Monday, June 29, 2015

Birthright

I was born a white boy of modest means, narcissistic and wanting to be pious.  Wanting to do good for some unconscious, or at least unexamined, motivation to make people respect the person I would be.

We all have different faculties, various levels of intelligence in different parts of our mental landscape, and my epigenically determined topography turned me into my particular brand of automaton.  And so it was until whenever it was when I started to get a hint of that the key to unlocking the mind, like unlocking the phone, involves hacking into the programming.  Until a person challenges the algorithms (fundamental belief systems) on which they operate, they remain zombies, of a sort.  The Matrix, as it were, is more real than people believe.  Unplugging requires both an act of courage and defiance.  But it's a very special brand of defiance, not against any legally recognized entity, but against the habits of a lifetime since mom and dad and authority and the social machine have imprinted on your one's life.  The courage comes in facing the unknown -- what has been a companion for years, a go-to set of values and rules, regardless of whether they've lead to any sort of tangible success or not (depending on the most basic idea of what success might be), and abandoning it for what?

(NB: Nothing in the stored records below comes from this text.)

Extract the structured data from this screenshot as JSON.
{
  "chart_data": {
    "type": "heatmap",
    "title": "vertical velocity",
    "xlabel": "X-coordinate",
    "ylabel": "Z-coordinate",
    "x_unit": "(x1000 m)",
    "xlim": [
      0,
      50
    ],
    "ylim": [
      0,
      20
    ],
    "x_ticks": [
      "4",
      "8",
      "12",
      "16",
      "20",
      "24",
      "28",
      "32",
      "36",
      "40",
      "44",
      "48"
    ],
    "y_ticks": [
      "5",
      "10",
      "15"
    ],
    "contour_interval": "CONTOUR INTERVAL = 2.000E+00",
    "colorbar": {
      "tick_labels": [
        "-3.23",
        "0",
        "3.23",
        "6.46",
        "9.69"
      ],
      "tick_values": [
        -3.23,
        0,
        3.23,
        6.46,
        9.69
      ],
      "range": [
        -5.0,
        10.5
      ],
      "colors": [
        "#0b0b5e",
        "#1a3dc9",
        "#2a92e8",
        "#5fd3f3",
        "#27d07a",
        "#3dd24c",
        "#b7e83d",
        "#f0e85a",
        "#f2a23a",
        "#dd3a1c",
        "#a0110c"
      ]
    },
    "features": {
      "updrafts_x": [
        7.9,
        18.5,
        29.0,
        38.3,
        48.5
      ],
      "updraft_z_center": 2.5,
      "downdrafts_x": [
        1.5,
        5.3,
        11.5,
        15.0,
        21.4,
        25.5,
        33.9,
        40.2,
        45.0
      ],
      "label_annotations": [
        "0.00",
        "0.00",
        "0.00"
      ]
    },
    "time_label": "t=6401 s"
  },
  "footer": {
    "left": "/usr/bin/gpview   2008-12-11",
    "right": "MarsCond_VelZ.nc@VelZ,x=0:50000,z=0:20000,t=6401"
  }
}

When I was unlocked, I had had a few years, a few key life experiences under my belt, and a whole lot of learning to draw from -- exposure to such a wide variety of ideas from science, science fiction, literature, philosophy, human nature. . . making it a more seamless process than it is for most, perhaps.  It was catalyzed by some emotional trauma in the form of a near simultaneous divorce and consequent move, major career change, and etcetera, leaving me without the stability I'd had before and so the freedom(?) to embrace a fundamentally different ideology.  Not everybody gets that chance, and I suppose I wouldn't wish it on anybody, because that level of upheaval in one swell swoop is not necessarily what I'd call a pleasant experience.  But the sooner I stopped judging the new array of experiences, the sooner the pain ceased.  And the sooner the ineluctable and unique peace that comes only from substituting will to awareness.  Because will is an effective blinder to what they world is offering you.  And what the world offers is simply this: The opportunity to approach your circumstances with honesty and fearlessness.  Not recklessness, not brazenness or bravado, but the faith that there is no absolute imperative to meet any arbitrary expectation, yours or others'.  Your expectations have served their purpose (getting you here) and may now be retired, and theirs, you no longer need to heed because their expectations are for them to deal with, not you.  You've got a life to lead, and their boxes are no longer constraints (blinders, fetters, hand-cuffs, bars, thumb-screws) that need to be heeded).

All that stuff put me here, today, in 2015 San Diego, and to do what with in this tiny plot of world I inhabit.  So, what am I going to do?